Une définition large et exigeante
Le TTPA ne se limite pas aux campagnes officielles. Il considère comme « publicité politique » tout contenu sponsorisé diffusé dans le but d’influencer une élection, un référendum, ou un processus législatif, que ce soit au niveau européen, national ou local.

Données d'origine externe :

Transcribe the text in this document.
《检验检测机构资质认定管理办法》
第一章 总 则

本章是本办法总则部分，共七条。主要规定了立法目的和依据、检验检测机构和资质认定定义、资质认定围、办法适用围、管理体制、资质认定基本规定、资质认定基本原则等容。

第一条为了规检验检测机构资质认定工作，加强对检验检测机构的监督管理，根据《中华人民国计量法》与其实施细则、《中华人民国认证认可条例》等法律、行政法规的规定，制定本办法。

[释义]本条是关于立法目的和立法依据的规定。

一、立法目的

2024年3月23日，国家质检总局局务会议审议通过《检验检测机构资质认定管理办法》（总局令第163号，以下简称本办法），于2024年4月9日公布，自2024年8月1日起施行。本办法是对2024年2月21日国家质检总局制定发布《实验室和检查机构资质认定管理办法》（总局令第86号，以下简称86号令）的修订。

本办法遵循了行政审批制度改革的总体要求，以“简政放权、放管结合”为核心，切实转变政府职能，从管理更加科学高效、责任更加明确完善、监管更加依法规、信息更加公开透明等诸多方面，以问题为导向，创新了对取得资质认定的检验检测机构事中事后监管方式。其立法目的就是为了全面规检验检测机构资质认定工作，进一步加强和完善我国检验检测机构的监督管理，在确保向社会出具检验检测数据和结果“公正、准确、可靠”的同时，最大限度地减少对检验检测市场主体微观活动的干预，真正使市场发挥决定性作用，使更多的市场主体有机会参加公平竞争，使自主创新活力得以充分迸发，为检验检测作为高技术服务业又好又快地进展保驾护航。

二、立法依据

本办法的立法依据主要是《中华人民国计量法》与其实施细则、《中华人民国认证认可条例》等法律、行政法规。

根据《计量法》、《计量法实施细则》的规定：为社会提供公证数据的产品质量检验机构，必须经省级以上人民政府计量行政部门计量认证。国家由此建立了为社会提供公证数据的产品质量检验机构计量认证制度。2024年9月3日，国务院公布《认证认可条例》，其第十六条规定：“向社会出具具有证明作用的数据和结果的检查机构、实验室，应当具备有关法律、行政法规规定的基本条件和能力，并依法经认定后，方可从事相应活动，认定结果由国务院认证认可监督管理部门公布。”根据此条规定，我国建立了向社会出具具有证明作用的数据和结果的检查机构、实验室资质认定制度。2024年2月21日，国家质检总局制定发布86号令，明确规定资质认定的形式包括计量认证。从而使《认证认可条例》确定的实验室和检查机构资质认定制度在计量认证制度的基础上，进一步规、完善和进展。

Et peu importe le format : vidéos, bannières, publications boostées, placements de produits ou interventions d’influenceurs rémunérés sont tous concernés.
Même les publicités commerciales à finalité politique, ou les messages diffusés par des entreprises ou ONG dans un contexte électoral ou législatif, entrent dans le champ.
Ciblage restreint, consentement renforcé
C’est sans doute la pierre d’achoppement principale pour les plateformes comme Meta : le règlement encadre très strictement le recours aux données personnelles pour cibler les électeurs.
Le ciblage ne pourra se faire que :
- sur la base de données objectives (sexe, âge, code postal, langue…) ;
- ou avec consentement explicite, comme lorsqu’un citoyen signe une pétition ou s’inscrit volontairement à une newsletter politique.
Les données sensibles, comme les opinions politiques, croyances religieuses ou origine ethnique, sont strictement interdites pour le ciblage, sauf exception légale.
Un avis de transparence obligatoire
Surtout, chaque publicité ciblée devra expliquer pourquoi telle personne la voit, ce qui implique une transparence technique à laquelle peu de plateformes sont aujourd’hui prêtes.
Chaque publicité politique devra être accompagnée d’un « avis de transparence » comportant des informations précises et vérifiables :
- l’identité du parraineur, y compris l’éventuelle entité qui le contrôle
- le montant dépensé pour la campagne
- les techniques de ciblage et de diffusion utilisées (le fameux « pourquoi moi ? »)
- la portée et l’engagement générés (impressions, clics, interactions…)
- un lien vers des infos officielles si la publicité concerne une élection ou un référendum
Cet avis devra être clairement visible, lisible par machine, et conservé pendant sept ans. Il devra également être consultable via un répertoire européen public, hébergé par la Commission.
Dernier point souvent sous-estimé : le TPA s’applique à toute publicité diffusée dans l’UE, même si l’acteur est basé hors Union. Autrement dit, un annonceur américain, canadien ou suisse ciblant des électeurs européens devra aussi s’y conformer — ou se retirer du marché.
Meta : vers « une réduction du contenu pertinent »
L’Europe avait affirmé que les nouvelles règles n’affecteraient « pas le contenu des annonces publicitaires à caractère politique ni d’autres aspects de la publicité à caractère politique, tels que la conduite de campagnes politiques, qui restent soumis aux règles nationales spécifiques des États membres. »
Toujours aussi provocateur à l’égard de l’Europe depuis l’élection de Donald Trump, Meta a indiqué quant à lui que le TTPA « limitera la manière dont les annonceurs peuvent atteindre leur public, ce qui entraînera également une réduction du contenu pertinent vu par les utilisateurs. »
Et il assure qu’il « reste engagé à favoriser la liberté d’expression politique et l’équité des élections ». Que cette décision « n’empêchera pas les personnes ou les candidats dans l’UE de publier et de débattre de politique sur nos plateformes ».
« Depuis 2018 (Ndla : après le scandale Cambridge Analytica), ajoute Meta, nous avons mis en place des outils qui offrent plus de transparence pour les publicités politiques, électorales et sociales que toute autre plateforme, en ligne ou hors ligne, ainsi que d’autres protections étendues. » Et de pointer, entre autres, la création de sa bibliothèque publicitaire.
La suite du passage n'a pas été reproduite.